Fussball
Die Schiedsrichterzunft will nicht ins Abseits geraten

Lockdown Viele Unparteiische im Fußballbezirk halten sich mit Onlineangeboten und Individualtraining fit.

Kirchheim. Auch die Zunft der Fußball-Unparteiischen wird schwer vom neuerlichen Sport-Lockdown gebeutelt, wie am Beispiel der hiesigen Pfeifenmänner und -frauen deutlich wird. „Die Kommunikation untereinander wird schwieriger“, beschreibt Steffen Müller, Obmann der Schiedsrichtergruppe Nürtingen, die Probleme, mit denen Referees aktuell konfrontiert werden - am Telefon und im Mail-Postfach werde es von Tag zu Tag „immer ruhiger“, wie Müller sagt. Mit Online-Ausschusssitzungen können die Funktionäre zwar noch weitgehend im Austausch bleiben, doch nicht zu allen der 140 aktuell in der Gruppe Gelisteten gebe es derzeit Kontakt.

Ein Hilfsmittel zur Kontaktpflege sind Online-Seminare. „Pro Sitzung gibt es ein spezielles Thema wie Strafraum oder Elfmeter“, berichtet Müller, dazu halte ein Lehrwart das entsprechende Referat mit eingespielten Videos.

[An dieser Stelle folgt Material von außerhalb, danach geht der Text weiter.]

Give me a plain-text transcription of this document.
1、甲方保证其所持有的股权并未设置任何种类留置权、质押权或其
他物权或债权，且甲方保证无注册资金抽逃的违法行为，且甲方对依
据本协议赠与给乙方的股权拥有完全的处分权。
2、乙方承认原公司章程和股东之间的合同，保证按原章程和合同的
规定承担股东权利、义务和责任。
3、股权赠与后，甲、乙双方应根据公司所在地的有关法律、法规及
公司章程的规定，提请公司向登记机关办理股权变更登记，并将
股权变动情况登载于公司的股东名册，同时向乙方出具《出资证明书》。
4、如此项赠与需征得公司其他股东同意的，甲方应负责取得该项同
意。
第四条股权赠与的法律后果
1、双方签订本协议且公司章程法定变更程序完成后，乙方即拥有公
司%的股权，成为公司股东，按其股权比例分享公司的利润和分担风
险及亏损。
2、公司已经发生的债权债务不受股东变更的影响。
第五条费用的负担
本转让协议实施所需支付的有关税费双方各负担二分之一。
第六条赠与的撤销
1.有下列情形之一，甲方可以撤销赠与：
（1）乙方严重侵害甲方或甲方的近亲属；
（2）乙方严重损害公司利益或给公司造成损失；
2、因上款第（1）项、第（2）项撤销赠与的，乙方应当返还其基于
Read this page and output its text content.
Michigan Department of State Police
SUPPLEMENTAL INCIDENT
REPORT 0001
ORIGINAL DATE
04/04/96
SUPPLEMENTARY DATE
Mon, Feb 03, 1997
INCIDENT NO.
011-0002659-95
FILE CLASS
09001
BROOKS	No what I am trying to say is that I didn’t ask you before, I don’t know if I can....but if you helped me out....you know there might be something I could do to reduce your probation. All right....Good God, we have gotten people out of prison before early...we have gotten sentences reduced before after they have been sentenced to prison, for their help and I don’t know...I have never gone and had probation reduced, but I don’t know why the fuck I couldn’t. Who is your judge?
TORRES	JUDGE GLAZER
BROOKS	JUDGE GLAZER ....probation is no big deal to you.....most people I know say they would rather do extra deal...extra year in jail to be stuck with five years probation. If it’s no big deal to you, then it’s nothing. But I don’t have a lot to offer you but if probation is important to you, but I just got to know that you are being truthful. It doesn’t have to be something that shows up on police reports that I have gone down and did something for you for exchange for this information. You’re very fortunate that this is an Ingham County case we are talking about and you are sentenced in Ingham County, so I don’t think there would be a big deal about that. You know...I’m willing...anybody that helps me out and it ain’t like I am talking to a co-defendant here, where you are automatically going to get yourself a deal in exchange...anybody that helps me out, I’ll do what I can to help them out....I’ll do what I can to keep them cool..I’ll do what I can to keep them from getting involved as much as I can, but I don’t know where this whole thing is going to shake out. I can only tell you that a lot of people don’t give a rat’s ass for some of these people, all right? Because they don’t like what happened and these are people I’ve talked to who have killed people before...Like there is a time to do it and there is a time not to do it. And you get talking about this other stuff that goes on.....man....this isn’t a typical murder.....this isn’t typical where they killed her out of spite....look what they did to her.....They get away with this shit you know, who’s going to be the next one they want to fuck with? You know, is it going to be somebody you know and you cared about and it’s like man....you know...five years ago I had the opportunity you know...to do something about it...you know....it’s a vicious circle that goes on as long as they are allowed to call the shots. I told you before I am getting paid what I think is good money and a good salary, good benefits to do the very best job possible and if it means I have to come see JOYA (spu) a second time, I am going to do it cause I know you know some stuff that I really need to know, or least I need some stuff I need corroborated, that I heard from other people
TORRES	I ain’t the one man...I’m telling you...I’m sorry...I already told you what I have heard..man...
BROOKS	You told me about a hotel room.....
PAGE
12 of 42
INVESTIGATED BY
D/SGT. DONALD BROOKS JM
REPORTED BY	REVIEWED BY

Doch mit dem Konzept erreicht die Gruppe nicht alle Schiris. Folge: Müller und sein Team sind dringend auf mehr Eigeninitiative der pfeifenden Kolleginnen und Kollegen angewiesen, um bei einem eventuell anstehenden Re-Start nicht bei Null beginnen zu müssen - sowohl was Theorie als auch die Arbeit an der körperlichen Fitness betrifft.

Die Angst, dass die Schiris im Lockdown völlig außer Tritt kommen, scheint jedoch nur zum Teil begründet. Denn wie akribisch sich einige der Unparteiischen trotz der noch fehlenden Perspektiven auf den Tag X vorbereiten, zeigen Beispiele. So hat sich Hannelore Pink „ein straffes Programm“ verordnet, wie sie lächelnd betont. Vier- bis sechsmal pro Woche beschäftige sie sich trotz Lockdown in der Freizeit mit dem Hobby. Im Vordergrund: Erhalt der körperlichen Fitness sowie das Absolvieren von Online-Lehrgängen. „Es wäre fatal, wenn ich in den Lockdown-Zeiten nichts tun würde“, baut die 27-Jährige jeglichem Schlendrian vor.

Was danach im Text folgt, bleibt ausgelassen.